Vectair dispensers feature drip trays and alarms to warn customers of product run-outs, he says. An optional display shows the number of days remaining before a refill needs replacing while the auto reset feature recognises when a new refill is inserted. And installation videos and instruction manuals allow for easy set-up, according to Wonnacott.

So how will washroom dispensers evolve to make them even more functional and user-friendly in the future? They will become more hygienic while reducing the risk of run-outs, says Kennedy’s Violeta Belogaska. And dispensers will become more robust and durable due to advances in electronics, adds Wonnacott. “Battery life is also improving and good batteries can now last for three years or more before needing to be replaced,” he says.
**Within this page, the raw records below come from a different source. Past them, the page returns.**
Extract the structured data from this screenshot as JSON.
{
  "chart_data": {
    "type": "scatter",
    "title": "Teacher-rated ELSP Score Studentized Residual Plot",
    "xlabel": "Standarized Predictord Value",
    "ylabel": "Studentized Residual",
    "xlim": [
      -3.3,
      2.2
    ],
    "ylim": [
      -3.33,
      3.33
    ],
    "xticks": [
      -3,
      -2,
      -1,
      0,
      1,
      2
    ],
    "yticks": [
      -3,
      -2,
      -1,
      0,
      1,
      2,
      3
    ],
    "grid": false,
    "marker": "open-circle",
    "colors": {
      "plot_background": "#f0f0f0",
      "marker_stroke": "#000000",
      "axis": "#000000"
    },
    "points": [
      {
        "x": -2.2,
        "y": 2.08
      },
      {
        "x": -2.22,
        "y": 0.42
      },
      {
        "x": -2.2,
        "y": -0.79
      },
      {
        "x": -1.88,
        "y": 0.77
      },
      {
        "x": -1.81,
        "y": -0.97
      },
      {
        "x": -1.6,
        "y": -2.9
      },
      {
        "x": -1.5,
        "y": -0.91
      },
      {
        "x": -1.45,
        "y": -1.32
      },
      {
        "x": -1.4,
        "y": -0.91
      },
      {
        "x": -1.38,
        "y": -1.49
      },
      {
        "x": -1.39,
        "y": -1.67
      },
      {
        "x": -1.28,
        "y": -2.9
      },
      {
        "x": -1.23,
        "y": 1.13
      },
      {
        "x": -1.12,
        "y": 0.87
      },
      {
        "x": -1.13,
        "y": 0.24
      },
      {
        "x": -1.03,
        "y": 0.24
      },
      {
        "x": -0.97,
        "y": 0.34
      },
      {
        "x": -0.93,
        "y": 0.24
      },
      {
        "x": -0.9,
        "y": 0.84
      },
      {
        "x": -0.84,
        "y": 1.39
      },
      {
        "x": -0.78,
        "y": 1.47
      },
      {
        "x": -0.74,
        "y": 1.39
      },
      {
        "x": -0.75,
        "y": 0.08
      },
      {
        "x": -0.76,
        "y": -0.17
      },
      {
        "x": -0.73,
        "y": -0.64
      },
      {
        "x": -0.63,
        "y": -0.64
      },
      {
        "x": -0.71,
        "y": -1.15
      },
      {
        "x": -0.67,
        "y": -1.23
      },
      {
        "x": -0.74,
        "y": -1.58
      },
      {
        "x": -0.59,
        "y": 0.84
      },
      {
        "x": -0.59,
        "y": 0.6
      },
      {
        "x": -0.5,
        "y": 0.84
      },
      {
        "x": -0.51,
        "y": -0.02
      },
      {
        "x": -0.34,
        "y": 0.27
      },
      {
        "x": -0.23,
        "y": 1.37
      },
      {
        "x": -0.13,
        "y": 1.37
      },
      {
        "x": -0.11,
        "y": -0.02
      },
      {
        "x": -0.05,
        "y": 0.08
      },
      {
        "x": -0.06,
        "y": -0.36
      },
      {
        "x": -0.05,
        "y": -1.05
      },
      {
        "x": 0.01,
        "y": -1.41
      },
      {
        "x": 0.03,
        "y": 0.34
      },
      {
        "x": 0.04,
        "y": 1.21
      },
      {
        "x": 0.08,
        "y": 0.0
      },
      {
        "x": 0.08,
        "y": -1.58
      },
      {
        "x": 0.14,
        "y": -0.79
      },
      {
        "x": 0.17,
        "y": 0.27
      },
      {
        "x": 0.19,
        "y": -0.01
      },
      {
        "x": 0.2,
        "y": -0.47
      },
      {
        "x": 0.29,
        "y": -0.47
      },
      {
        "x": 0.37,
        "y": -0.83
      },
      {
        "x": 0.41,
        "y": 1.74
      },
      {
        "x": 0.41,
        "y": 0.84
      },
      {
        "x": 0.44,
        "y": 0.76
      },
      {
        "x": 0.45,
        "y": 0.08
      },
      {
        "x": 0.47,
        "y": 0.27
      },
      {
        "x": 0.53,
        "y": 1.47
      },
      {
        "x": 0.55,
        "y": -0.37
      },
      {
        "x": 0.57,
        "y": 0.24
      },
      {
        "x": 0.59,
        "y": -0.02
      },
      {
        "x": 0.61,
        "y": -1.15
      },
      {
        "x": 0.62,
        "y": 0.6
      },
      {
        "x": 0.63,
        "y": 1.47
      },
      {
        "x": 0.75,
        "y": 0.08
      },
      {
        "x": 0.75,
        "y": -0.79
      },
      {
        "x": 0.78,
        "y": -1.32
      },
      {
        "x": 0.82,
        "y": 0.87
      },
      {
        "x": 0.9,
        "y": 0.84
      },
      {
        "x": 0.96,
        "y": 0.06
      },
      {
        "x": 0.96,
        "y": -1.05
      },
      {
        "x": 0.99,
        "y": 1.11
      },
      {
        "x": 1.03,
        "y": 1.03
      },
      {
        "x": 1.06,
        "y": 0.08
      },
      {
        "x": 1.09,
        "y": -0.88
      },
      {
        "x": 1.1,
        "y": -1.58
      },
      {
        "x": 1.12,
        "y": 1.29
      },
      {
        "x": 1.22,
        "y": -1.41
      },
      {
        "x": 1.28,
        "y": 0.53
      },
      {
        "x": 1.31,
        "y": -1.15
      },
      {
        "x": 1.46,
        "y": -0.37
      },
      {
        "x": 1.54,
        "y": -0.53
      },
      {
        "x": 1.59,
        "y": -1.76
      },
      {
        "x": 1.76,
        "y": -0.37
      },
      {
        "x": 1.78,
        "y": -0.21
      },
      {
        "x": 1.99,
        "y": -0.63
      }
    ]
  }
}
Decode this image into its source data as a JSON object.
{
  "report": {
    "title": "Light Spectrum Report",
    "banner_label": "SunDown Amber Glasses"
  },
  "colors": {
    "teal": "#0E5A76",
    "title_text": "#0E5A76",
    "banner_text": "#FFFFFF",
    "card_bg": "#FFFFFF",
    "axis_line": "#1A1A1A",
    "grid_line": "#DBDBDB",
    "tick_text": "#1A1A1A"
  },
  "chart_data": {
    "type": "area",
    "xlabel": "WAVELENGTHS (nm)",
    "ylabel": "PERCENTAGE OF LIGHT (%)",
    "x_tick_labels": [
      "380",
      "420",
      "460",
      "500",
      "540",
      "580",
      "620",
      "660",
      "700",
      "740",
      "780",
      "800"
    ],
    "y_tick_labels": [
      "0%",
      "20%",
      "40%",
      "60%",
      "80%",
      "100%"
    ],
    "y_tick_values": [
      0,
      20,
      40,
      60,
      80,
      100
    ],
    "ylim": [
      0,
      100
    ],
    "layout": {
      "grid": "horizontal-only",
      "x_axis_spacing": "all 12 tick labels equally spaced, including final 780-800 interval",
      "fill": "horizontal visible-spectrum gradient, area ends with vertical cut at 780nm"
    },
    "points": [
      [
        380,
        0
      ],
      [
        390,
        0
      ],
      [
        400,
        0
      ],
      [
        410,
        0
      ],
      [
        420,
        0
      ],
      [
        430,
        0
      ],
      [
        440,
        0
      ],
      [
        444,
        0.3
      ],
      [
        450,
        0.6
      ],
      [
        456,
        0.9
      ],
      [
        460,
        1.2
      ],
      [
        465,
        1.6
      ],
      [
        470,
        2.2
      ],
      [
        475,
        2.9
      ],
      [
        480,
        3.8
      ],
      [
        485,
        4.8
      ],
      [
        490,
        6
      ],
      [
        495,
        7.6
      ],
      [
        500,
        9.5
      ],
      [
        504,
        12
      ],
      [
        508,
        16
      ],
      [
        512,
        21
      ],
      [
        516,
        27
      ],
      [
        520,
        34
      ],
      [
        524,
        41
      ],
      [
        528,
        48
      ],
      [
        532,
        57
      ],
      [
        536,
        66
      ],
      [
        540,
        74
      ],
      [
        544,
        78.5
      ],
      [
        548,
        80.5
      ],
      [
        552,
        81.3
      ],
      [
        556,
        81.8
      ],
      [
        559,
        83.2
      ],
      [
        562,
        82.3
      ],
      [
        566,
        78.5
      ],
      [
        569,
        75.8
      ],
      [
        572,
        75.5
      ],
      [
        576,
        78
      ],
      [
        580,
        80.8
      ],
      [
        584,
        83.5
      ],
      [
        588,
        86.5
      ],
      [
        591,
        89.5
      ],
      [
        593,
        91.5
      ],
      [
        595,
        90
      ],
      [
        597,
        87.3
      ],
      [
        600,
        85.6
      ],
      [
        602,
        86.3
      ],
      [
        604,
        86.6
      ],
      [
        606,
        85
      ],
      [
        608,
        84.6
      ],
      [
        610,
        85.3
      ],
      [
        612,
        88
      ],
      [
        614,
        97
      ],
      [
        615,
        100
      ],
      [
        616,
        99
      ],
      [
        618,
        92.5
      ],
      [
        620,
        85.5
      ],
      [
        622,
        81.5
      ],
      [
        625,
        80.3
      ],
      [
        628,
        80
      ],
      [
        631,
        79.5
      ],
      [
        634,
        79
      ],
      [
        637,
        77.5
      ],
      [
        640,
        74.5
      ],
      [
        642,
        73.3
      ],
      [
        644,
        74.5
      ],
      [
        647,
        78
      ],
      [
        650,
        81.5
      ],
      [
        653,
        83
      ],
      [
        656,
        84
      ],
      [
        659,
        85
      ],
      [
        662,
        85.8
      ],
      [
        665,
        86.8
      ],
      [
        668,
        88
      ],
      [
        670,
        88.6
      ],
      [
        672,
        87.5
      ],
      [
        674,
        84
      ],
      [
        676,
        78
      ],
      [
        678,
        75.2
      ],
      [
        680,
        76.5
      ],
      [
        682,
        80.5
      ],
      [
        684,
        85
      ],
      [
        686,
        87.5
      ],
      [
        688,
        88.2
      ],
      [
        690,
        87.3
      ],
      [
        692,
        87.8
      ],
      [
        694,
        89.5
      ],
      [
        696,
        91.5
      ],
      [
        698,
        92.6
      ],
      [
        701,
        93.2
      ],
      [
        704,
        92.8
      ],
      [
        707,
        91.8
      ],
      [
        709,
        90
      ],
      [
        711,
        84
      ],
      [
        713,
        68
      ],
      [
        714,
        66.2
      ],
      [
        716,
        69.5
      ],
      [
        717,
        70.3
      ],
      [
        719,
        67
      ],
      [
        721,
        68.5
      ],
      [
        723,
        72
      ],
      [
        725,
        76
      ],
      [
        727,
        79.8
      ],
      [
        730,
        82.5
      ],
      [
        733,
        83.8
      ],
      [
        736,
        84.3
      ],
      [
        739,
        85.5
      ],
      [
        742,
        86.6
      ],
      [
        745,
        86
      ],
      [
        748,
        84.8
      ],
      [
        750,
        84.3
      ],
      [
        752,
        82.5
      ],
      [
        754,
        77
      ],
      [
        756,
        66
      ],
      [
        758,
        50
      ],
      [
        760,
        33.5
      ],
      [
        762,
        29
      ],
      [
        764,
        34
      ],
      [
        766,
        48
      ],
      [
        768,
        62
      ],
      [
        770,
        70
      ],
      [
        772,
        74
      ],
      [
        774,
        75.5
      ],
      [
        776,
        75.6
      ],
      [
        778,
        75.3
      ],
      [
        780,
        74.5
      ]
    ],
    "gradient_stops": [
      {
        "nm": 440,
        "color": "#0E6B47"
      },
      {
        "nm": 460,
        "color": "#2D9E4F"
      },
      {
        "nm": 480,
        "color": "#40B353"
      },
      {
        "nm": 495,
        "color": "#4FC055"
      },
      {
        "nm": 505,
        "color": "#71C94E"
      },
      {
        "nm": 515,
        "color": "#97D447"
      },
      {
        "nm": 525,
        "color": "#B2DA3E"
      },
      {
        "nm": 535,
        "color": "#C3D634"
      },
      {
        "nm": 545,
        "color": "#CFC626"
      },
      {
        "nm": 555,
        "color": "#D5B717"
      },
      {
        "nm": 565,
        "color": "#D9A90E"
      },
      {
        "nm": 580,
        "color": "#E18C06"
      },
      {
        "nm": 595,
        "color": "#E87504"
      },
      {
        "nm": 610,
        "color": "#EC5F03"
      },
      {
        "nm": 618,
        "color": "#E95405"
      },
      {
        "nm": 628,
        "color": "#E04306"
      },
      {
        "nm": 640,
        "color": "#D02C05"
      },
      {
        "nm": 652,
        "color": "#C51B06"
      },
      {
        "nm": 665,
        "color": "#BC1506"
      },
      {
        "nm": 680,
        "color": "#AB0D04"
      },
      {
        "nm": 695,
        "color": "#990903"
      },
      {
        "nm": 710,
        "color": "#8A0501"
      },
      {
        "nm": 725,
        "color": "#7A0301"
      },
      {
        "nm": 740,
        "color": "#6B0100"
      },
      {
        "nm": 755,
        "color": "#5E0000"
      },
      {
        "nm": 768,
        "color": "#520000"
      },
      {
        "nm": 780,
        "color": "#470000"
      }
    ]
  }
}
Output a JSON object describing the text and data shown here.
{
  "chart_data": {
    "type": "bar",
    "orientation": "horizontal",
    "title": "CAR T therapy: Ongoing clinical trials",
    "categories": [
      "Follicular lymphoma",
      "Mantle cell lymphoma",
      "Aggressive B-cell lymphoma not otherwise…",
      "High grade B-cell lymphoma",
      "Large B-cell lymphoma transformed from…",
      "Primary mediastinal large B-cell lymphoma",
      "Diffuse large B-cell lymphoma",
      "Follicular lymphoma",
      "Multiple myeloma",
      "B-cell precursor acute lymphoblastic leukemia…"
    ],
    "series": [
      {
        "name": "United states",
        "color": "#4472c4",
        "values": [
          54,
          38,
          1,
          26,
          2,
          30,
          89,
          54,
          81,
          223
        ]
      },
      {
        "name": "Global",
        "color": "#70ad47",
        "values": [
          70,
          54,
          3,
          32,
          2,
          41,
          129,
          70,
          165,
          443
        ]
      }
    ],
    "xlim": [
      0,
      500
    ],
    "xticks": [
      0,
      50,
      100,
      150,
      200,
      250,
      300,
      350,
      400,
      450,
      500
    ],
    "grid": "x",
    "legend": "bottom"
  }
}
Essity’s Gilles Bétourné says increased functionality and more efficient maintenance are two of the current hot topics. “The idea of connectivity and data at your fingertips is a general trend that is definitely reaching into the washroom,” he said.

And Metsä’s Dewick agrees technology will have a significant impact in the coming years. “This will include mobile communications that provide information on how often the dispensers are used, how much stock is left, forecasting usage and triggering stock ordering,” he said.

“There are questions over how much people are willing to pay for this type of technology in such a low product value environment. But Metsä is testing similar technology and keeping abreast of the introduction of these next-generation devices.”